In Abwägung der Billigkeits- und Zweckmäßigkeitsgründe vertritt das BFG daher die Ansicht, dass die Einschränkung des Haftungsbetrages im Ermessenswege betreffend Säumniszuschlag 2 für 2008 und Barauslagen 2009 zur Gänze und in Bezug auf die übrigen haftungsgegenständlichen Abgabenschuldigkeiten, auf ein Ausmaß von 30% gerechtfertigt erscheint, weshalb die Haftung im Rahmen der Ermessensübung auf € 21.766,93 eingeschränkt wird.

Die Berechnung der Haftsumme und Haftungsinanspruchnahme stellt sich nach den obigen Ausführungen daher wie folgt dar:

 

Es war daher spruchgemäß zu entscheiden.

 

VI. Zulässigkeit der Revision

Gemäß Art. 133 Abs. 4 B-VG ist die Revision gegen ein Erkenntnis des Verwaltungsgerichtes zulässig, wenn sie von der Lösung einer Rechtsfrage abhängt, der grundsätzliche Bedeutung zukommt, insbesondere weil das Erkenntnis von der Rechtsprechung des Verwaltungsgerichtshofes abweicht, eine solche Rechtsprechung fehlt oder die zu lösende Rechtsfrage in der bisherigen Rechtsprechung des Verwaltungsgerichtshofes nicht einheitlich beantwortet wird.

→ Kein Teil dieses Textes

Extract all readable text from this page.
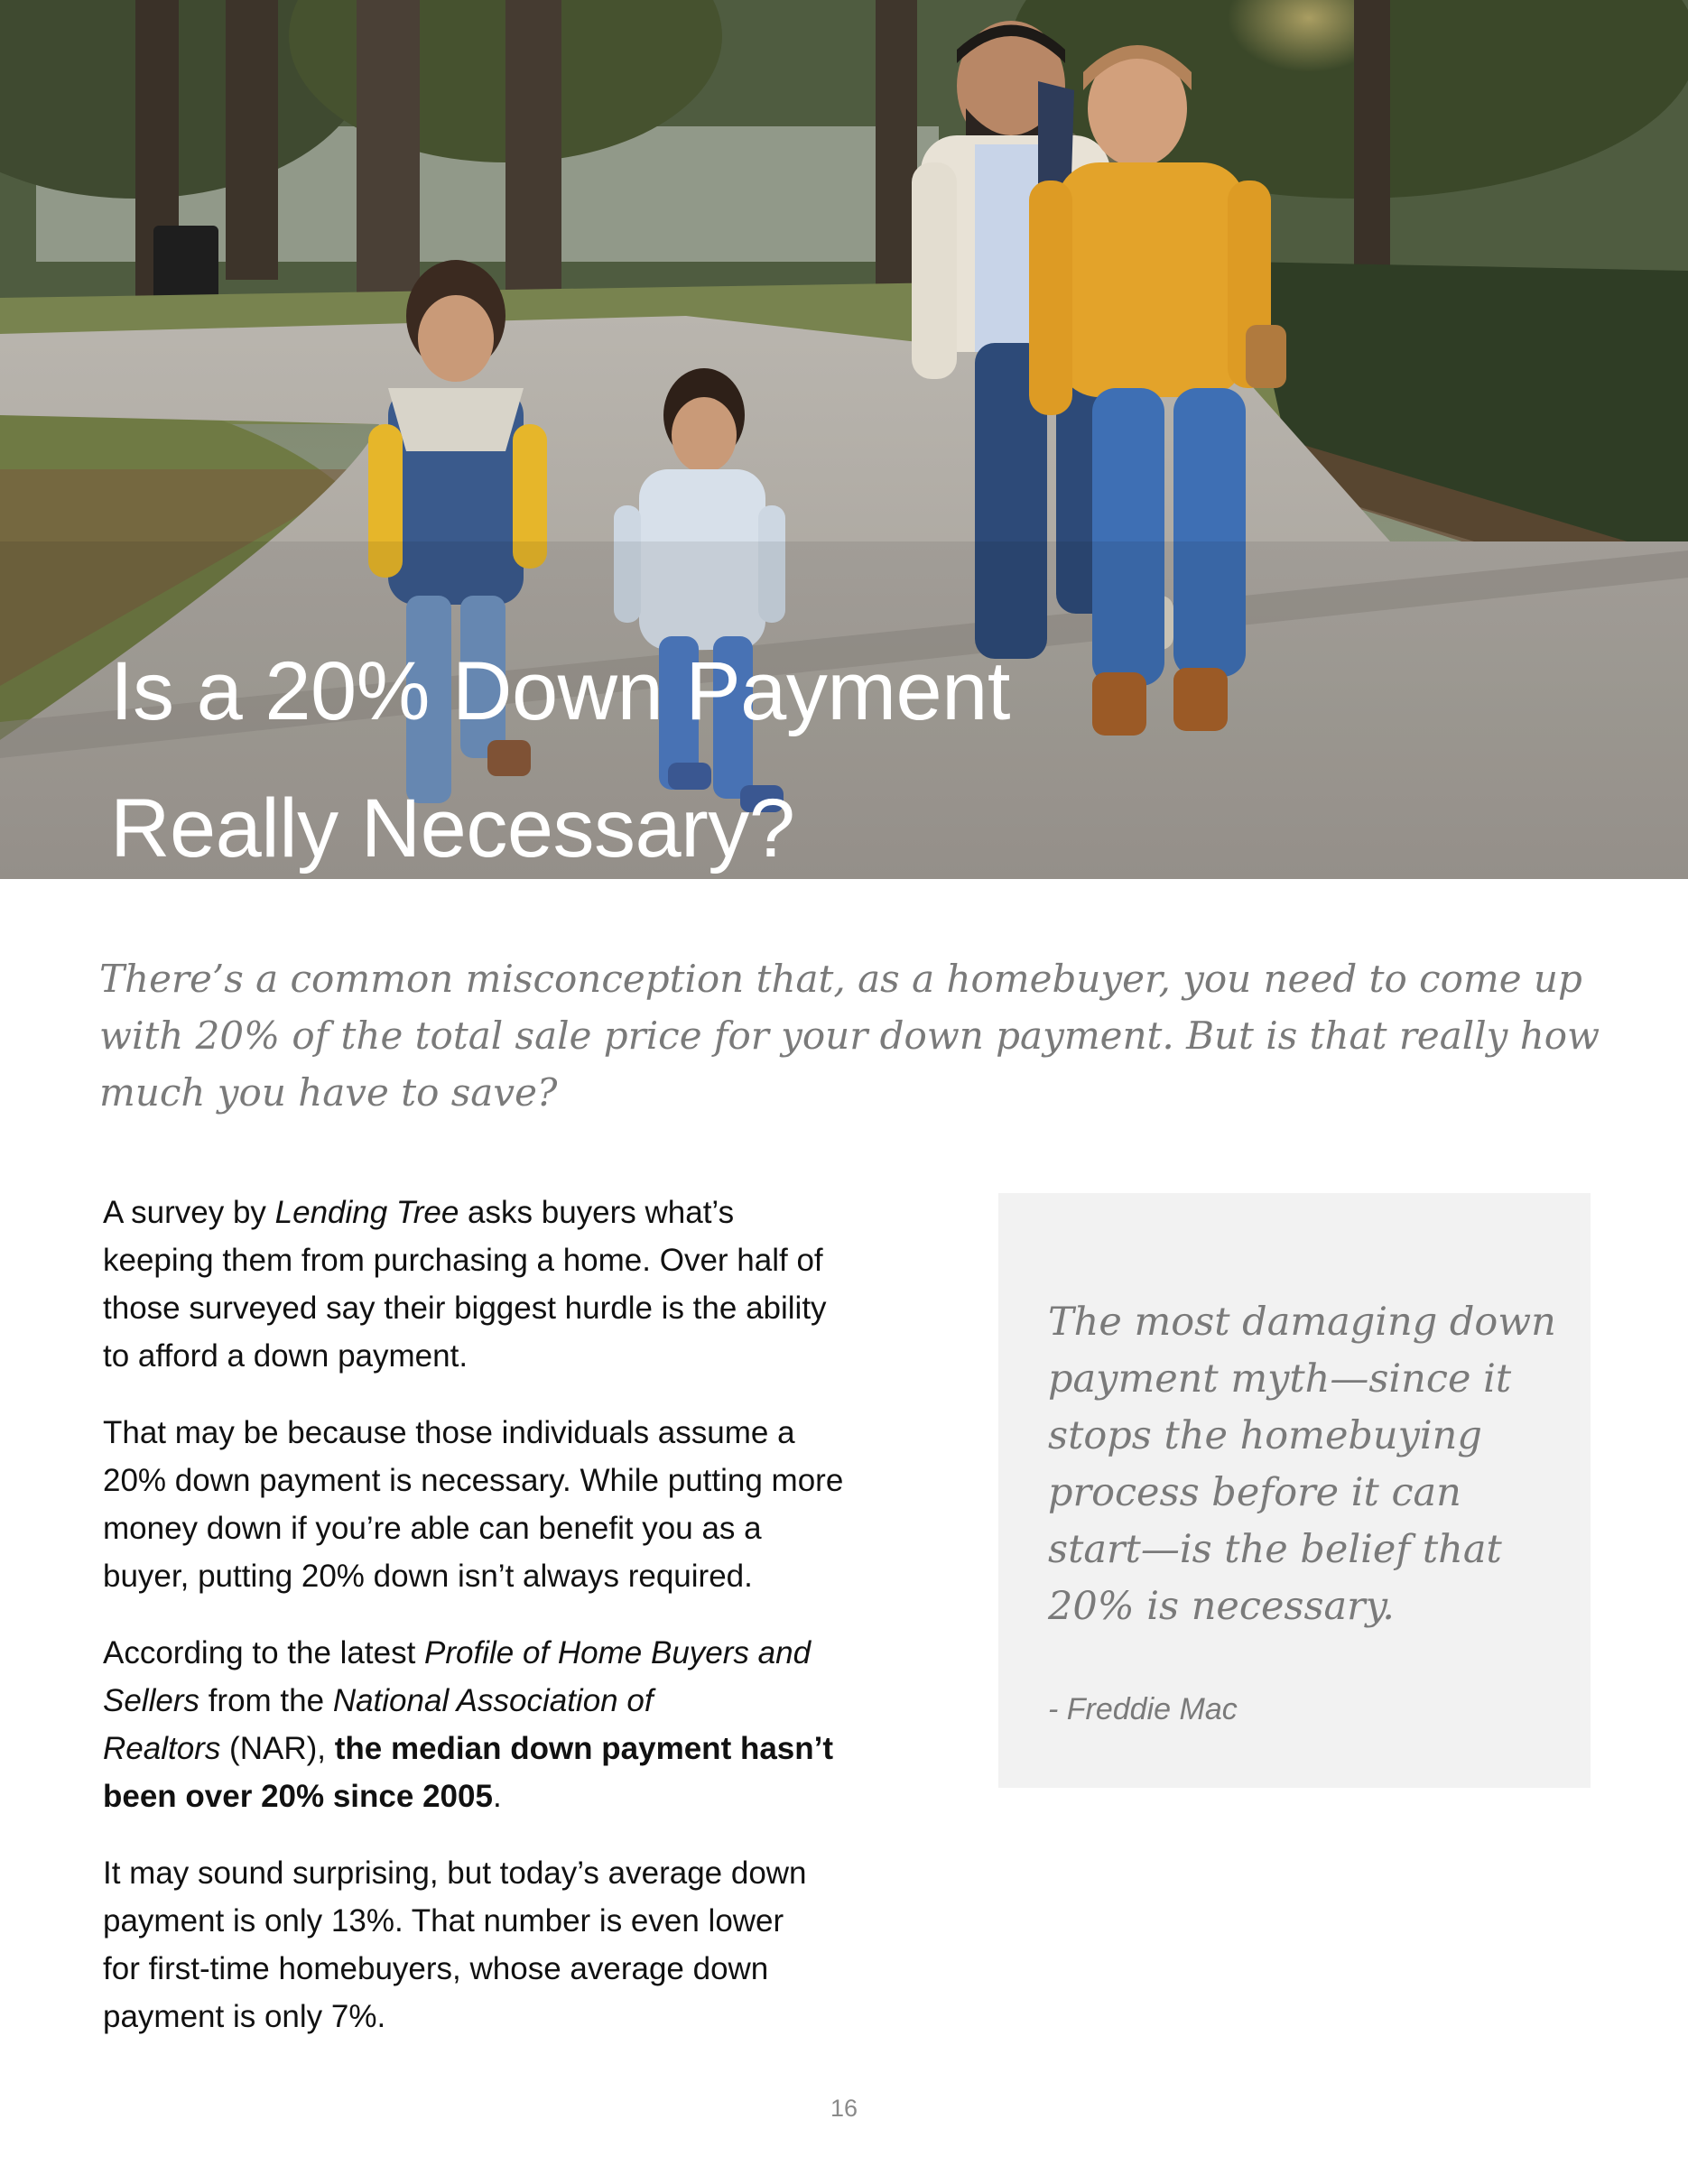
Is a 20% Down Payment
Really Necessary?

There’s a common misconception that, as a homebuyer, you need to come up
with 20% of the total sale price for your down payment. But is that really how
much you have to save?

A survey by Lending Tree asks buyers what’s
keeping them from purchasing a home. Over half of
those surveyed say their biggest hurdle is the ability
to afford a down payment.

That may be because those individuals assume a
20% down payment is necessary. While putting more
money down if you’re able can benefit you as a
buyer, putting 20% down isn’t always required.

According to the latest Profile of Home Buyers and
Sellers from the National Association of
Realtors (NAR), the median down payment hasn’t
been over 20% since 2005.

It may sound surprising, but today’s average down
payment is only 13%. That number is even lower
for first-time homebuyers, whose average down
payment is only 7%.

The most damaging down
payment myth—since it
stops the homebuying
process before it can
start—is the belief that
20% is necessary.

- Freddie Mac
16
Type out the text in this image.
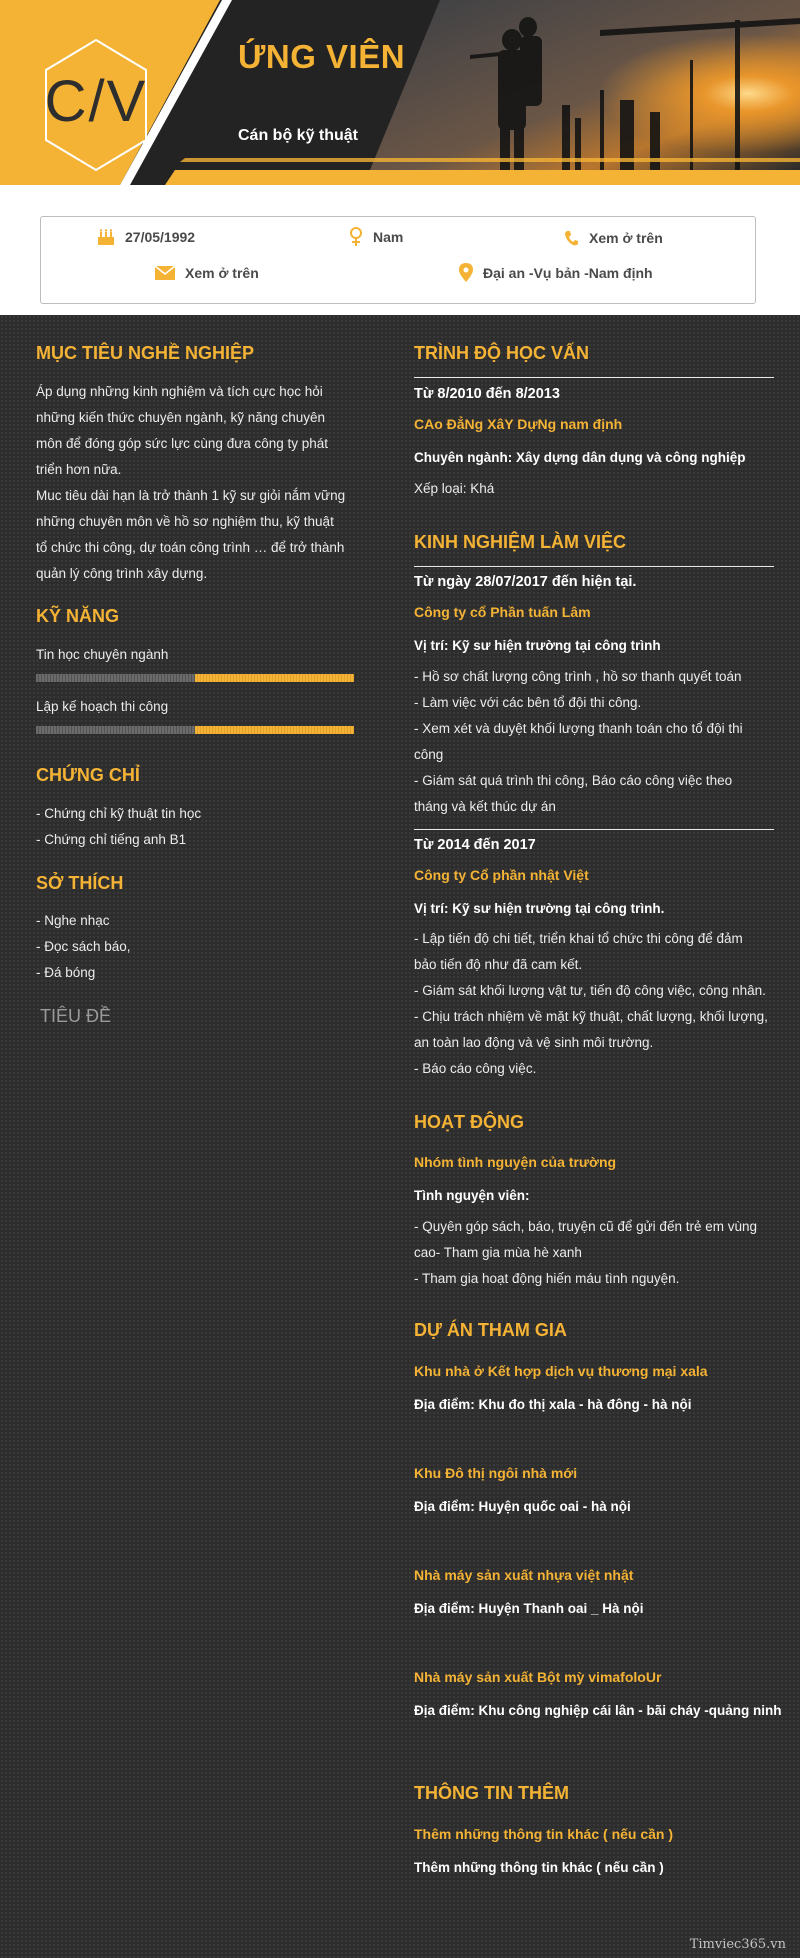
C/V
ỨNG VIÊN
Cán bộ kỹ thuật
27/05/1992	Nam	Xem ở trên
Xem ở trên	Đại an -Vụ bản -Nam định
MỤC TIÊU NGHỀ NGHIỆP
Áp dụng những kinh nghiệm và tích cực học hỏi
những kiến thức chuyên ngành, kỹ năng chuyên
môn để đóng góp sức lực cùng đưa công ty phát
triển hơn nữa.
Muc tiêu dài hạn là trở thành 1 kỹ sư giỏi nắm vững
những chuyên môn về hồ sơ nghiệm thu, kỹ thuật
tổ chức thi công, dự toán công trình … để trở thành
quản lý công trình xây dựng.
KỸ NĂNG
Tin học chuyên ngành
Lập kế hoạch thi công
CHỨNG CHỈ
- Chứng chỉ kỹ thuật tin học
- Chứng chỉ tiếng anh B1
SỞ THÍCH
- Nghe nhạc
- Đọc sách báo,
- Đá bóng
TIÊU ĐỀ
TRÌNH ĐỘ HỌC VẤN
Từ 8/2010 đến 8/2013
CAo ĐẳNg XâY DựNg nam định
Chuyên ngành: Xây dựng dân dụng và công nghiệp
Xếp loại: Khá
KINH NGHIỆM LÀM VIỆC
Từ ngày 28/07/2017 đến hiện tại.
Công ty cổ Phần tuấn Lâm
Vị trí: Kỹ sư hiện trường tại công trình
- Hồ sơ chất lượng công trình , hồ sơ thanh quyết toán
- Làm việc với các bên tổ đội thi công.
- Xem xét và duyệt khối lượng thanh toán cho tổ đội thi
công
- Giám sát quá trình thi công, Báo cáo công việc theo
tháng và kết thúc dự án
Từ 2014 đến 2017
Công ty Cổ phần nhật Việt
Vị trí: Kỹ sư hiện trường tại công trình.
- Lập tiến độ chi tiết, triển khai tổ chức thi công để đảm
bảo tiến độ như đã cam kết.
- Giám sát khối lượng vật tư, tiến độ công việc, công nhân.
- Chịu trách nhiệm về mặt kỹ thuật, chất lượng, khối lượng,
an toàn lao động và vệ sinh môi trường.
- Báo cáo công việc.
HOẠT ĐỘNG
Nhóm tình nguyện của trường
Tình nguyện viên:
- Quyên góp sách, báo, truyện cũ để gửi đến trẻ em vùng
cao- Tham gia mùa hè xanh
- Tham gia hoạt động hiến máu tình nguyện.
DỰ ÁN THAM GIA
Khu nhà ở Kết hợp dịch vụ thương mại xala
Địa điểm: Khu đo thị xala - hà đông - hà nội
Khu Đô thị ngôi nhà mới
Địa điểm: Huyện quốc oai - hà nội
Nhà máy sản xuất nhựa việt nhật
Địa điểm: Huyện Thanh oai _ Hà nội
Nhà máy sản xuất Bột mỳ vimafoloUr
Địa điểm: Khu công nghiệp cái lân - bãi cháy -quảng ninh
THÔNG TIN THÊM
Thêm những thông tin khác ( nếu cần )
Thêm những thông tin khác ( nếu cần )
Timviec365.vn
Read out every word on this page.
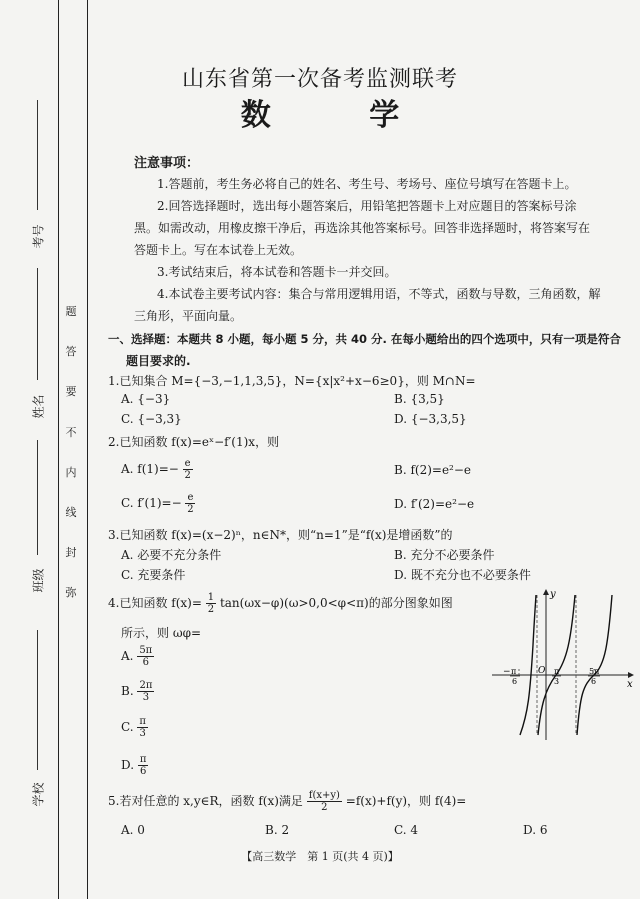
考号
姓名
班级
学校
题
答
要
不
内
线
封
弥
山东省第一次备考监测联考
数 学
注意事项：
1.答题前，考生务必将自己的姓名、考生号、考场号、座位号填写在答题卡上。
2.回答选择题时，选出每小题答案后，用铅笔把答题卡上对应题目的答案标号涂
黑。如需改动，用橡皮擦干净后，再选涂其他答案标号。回答非选择题时，将答案写在
答题卡上。写在本试卷上无效。
3.考试结束后，将本试卷和答题卡一并交回。
4.本试卷主要考试内容：集合与常用逻辑用语，不等式，函数与导数，三角函数，解
三角形，平面向量。
一、选择题：本题共 8 小题，每小题 5 分，共 40 分. 在每小题给出的四个选项中，只有一项是符合
题目要求的.
1.已知集合 M={−3,−1,1,3,5}，N={x|x²+x−6≥0}，则 M∩N=
A. {−3}	B. {3,5}
C. {−3,3}	D. {−3,3,5}
2.已知函数 f(x)=eˣ−f′(1)x，则
A. $f(1)=- \frac{e}{2}$	B. f(2)=e²−e
C. $f'(1)=- \frac{e}{2}$	D. f′(2)=e²−e
3.已知函数 f(x)=(x−2)ⁿ，n∈N*，则“n=1”是“f(x)是增函数”的
A. 必要不充分条件	B. 充分不必要条件
C. 充要条件	D. 既不充分也不必要条件
4.已知函数 $f(x)= \frac{1}{2} \tan(\omega x-\varphi)(\omega>0,0<\varphi<\pi)$的部分图象如图
所示，则 ωφ=
A. $\frac{5\pi}{6}$
B. $\frac{2\pi}{3}$
C. $\frac{\pi}{3}$
D. $\frac{\pi}{6}$
y
x
O
− π
6
π
3
5π
6
5.若对任意的 x,y∈R，函数 f(x)满足 $\frac{f(x+y)}{2} =f(x)+f(y)$，则 f(4)=
A. 0	B. 2	C. 4	D. 6
【高三数学　第 1 页(共 4 页)】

Gegen dieses Erkenntnis ist eine ordentliche Revision an den Verwaltungsgerichtshof nicht zulässig, da den im gegenständlichen Verfahren zu klärenden Rechtsfragen keine weiter gehende, einzelfallübergreifende und rechtssystematische Relevanz und damit keine erhebliche Bedeutung im Sinne des Art. 133 Abs. 4 B-VG zukam bzw. die Rechtsfragen bereits ausreichend durch die zitierte Rechtsprechung des Verwaltungsgerichtshofes, von der das gegenständliche Erkenntnis nicht abweicht, geklärt sind.